Generate High-Quality Conversational Speech with Csm 1b

26 Apr 2025
Generate High-Quality Conversational Speech with Csm 1b

In the realm of text-to-speech technology, the Csm 1b service stands out by providing developers with the tools to generate high-quality conversational speech. Leveraging the advanced Conversational Speech Model (CSM) from Sesame, this service transforms text and audio inputs into RVQ audio codes. The underlying Llama backbone, paired with an audio decoder, ensures that the speech generated is not only natural-sounding but also versatile for various applications.

Common use cases for Csm 1b include educational tools that require dynamic and engaging audio content, interactive voice response systems, and research projects focusing on speech generation. By integrating this service, developers can enhance user experiences, making interactions more lifelike and engaging.

Before you start, ensure you have your Cognitive Actions API key and a basic understanding of making API calls.

Generate Conversational Speech

The "Generate Conversational Speech" action is designed to convert textual input into spoken audio. This powerful feature addresses the need for high-quality speech synthesis in numerous applications, allowing developers to create more interactive and engaging experiences for users.

Input Requirements

To utilize this action, you need to provide the following inputs:

  • Text: The text that you want to convert to speech. For example, "This is CSM by Sesame, generate FVQ audio codes from text."
  • Speaker ID: Choose between two speaker options (0 for the default speaker or 1 for an alternate speaker).
  • Max Audio Length (ms): Specify the maximum duration for the generated audio, which can range from 1000 to 30000 milliseconds. The default value is set to 10000 milliseconds.

Expected Output

Upon successful execution, you will receive a URL link to the generated audio file, which can be played or used as needed.
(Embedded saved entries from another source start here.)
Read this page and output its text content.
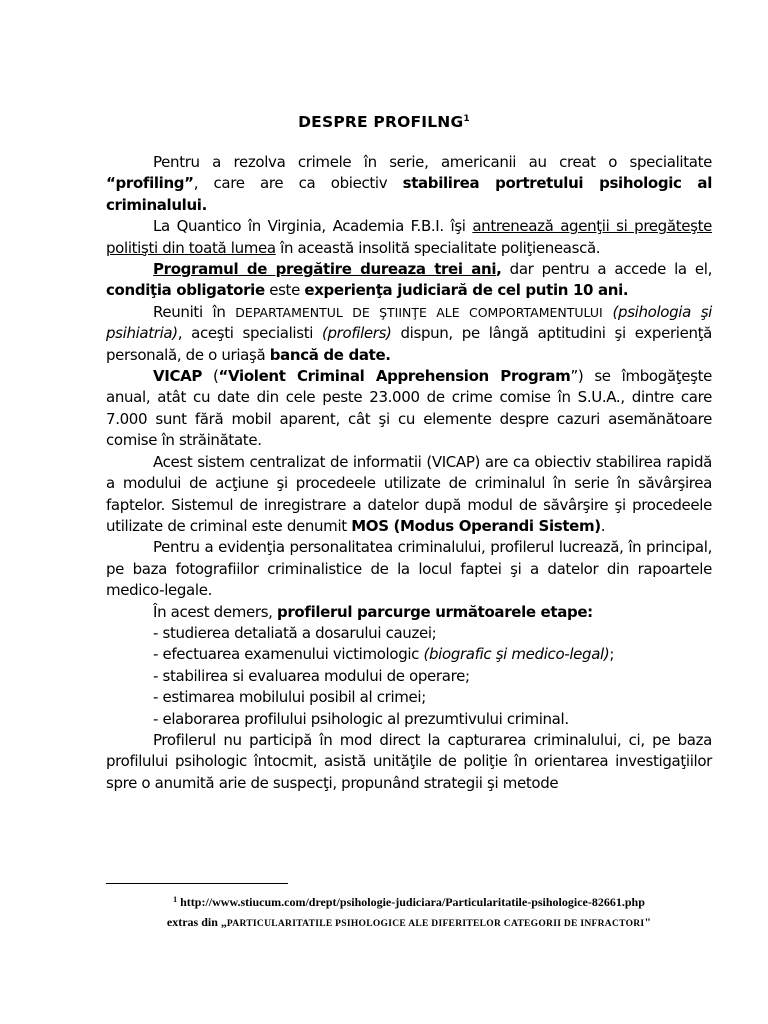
DESPRE PROFILNG$^1$

Pentru a rezolva crimele în serie, americanii au creat o specialitate “profiling”, care are ca obiectiv stabilirea portretului psihologic al criminalului.

La Quantico în Virginia, Academia F.B.I. îşi antrenează agenţii si pregăteşte politişti din toată lumea în această insolită specialitate poliţienească.

Programul de pregătire dureaza trei ani, dar pentru a accede la el, condiţia obligatorie este experienţa judiciară de cel putin 10 ani.

Reuniti în DEPARTAMENTUL DE ŞTIINŢE ALE COMPORTAMENTULUI (psihologia şi psihiatria), aceşti specialisti (profilers) dispun, pe lângă aptitudini şi experienţă personală, de o uriaşă bancă de date.

VICAP (“Violent Criminal Apprehension Program”) se îmbogăţeşte anual, atât cu date din cele peste 23.000 de crime comise în S.U.A., dintre care 7.000 sunt fără mobil aparent, cât şi cu elemente despre cazuri asemănătoare comise în străinătate.

Acest sistem centralizat de informatii (VICAP) are ca obiectiv stabilirea rapidă a modului de acţiune şi procedeele utilizate de criminalul în serie în săvârşirea faptelor. Sistemul de inregistrare a datelor după modul de săvârşire şi procedeele utilizate de criminal este denumit MOS (Modus Operandi Sistem).

Pentru a evidenţia personalitatea criminalului, profilerul lucrează, în principal, pe baza fotografiilor criminalistice de la locul faptei şi a datelor din rapoartele medico-legale.

În acest demers, profilerul parcurge următoarele etape:

- studierea detaliată a dosarului cauzei;

- efectuarea examenului victimologic (biografic şi medico-legal);

- stabilirea si evaluarea modului de operare;

- estimarea mobilului posibil al crimei;

- elaborarea profilului psihologic al prezumtivului criminal.

Profilerul nu participă în mod direct la capturarea criminalului, ci, pe baza profilului psihologic întocmit, asistă unităţile de poliţie în orientarea investigaţiilor spre o anumită arie de suspecţi, propunând strategii şi metode

$^1$ http://www.stiucum.com/drept/psihologie-judiciara/Particularitatile-psihologice-82661.php
extras din „PARTICULARITATILE PSIHOLOGICE ALE DIFERITELOR CATEGORII DE INFRACTORI"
For instance, the output might look like this: https://assets.cognitiveactions.com/invocations/49fec5ab-1cdc-4981-869e-4b13b6d12f8b/06a32589-042e-4f1f-927a-2fb7897e5199.wav.

Use Cases for this specific action

This action is ideal for:

  • Educational Platforms: Create engaging audio lessons or tutorials that speak directly to students, enhancing learning experiences.
  • Virtual Assistants: Implement realistic speech in applications that require conversational interfaces, improving user interaction.
  • Accessibility Solutions: Generate audio content for visually impaired users, ensuring information is accessible in an auditory format.
import requests
import json

# Replace with your actual Cognitive Actions API key and endpoint
# Ensure your environment securely handles the API key
COGNITIVE_ACTIONS_API_KEY = "YOUR_COGNITIVE_ACTIONS_API_KEY"
# This endpoint URL is hypothetical and should be documented for users
COGNITIVE_ACTIONS_EXECUTE_URL = "https://api.cognitiveactions.com/actions/execute"

action_id = "36c33b14-3b94-43a1-b0d7-c0ab71c49081" # Action ID for: Generate Conversational Speech

# Construct the exact input payload based on the action's requirements
# This example uses the predefined example_input for this action:
payload = {
  "text": "This is CSM by Sesame, generate FVQ audio codes from text",
  "speaker": 0,
  "maxAudioLengthMs": 10000
}

headers = {
    "Authorization": f"Bearer {COGNITIVE_ACTIONS_API_KEY}",
    "Content-Type": "application/json",
    # Add any other required headers for the Cognitive Actions API
}

# Prepare the request body for the hypothetical execution endpoint
request_body = {
    "action_id": action_id,
    "inputs": payload
}

print(f"--- Calling Cognitive Action: {action.name or action_id} ---")
print(f"Endpoint: {COGNITIVE_ACTIONS_EXECUTE_URL}")
print(f"Action ID: {action_id}")
print("Payload being sent:")
print(json.dumps(request_body, indent=2))
print("------------------------------------------------")

try:
    response = requests.post(
        COGNITIVE_ACTIONS_EXECUTE_URL,
        headers=headers,
        json=request_body
    )
    response.raise_for_status() # Raise an exception for bad status codes (4xx or 5xx)

    result = response.json()
    print("Action executed successfully. Result:")
    print(json.dumps(result, indent=2))

except requests.exceptions.RequestException as e:
    print(f"Error executing action {action_id}: {e}")
    if e.response is not None:
        print(f"Response status: {e.response.status_code}")
        try:
            print(f"Response body: {e.response.json()}")
        except json.JSONDecodeError:
            print(f"Response body (non-JSON): {e.response.text}")
    print("------------------------------------------------")

Conclusion

The Csm 1b service provides developers with an invaluable resource for generating high-quality conversational speech. With its ability to convert text into lifelike audio, it opens up numerous possibilities across various domains such as education, customer service, and accessibility. By integrating this powerful text-to-speech action, developers can significantly enhance user engagement and interaction.

As a next step, consider exploring additional features of the Cognitive Actions API to further expand your application's capabilities and improve user experiences.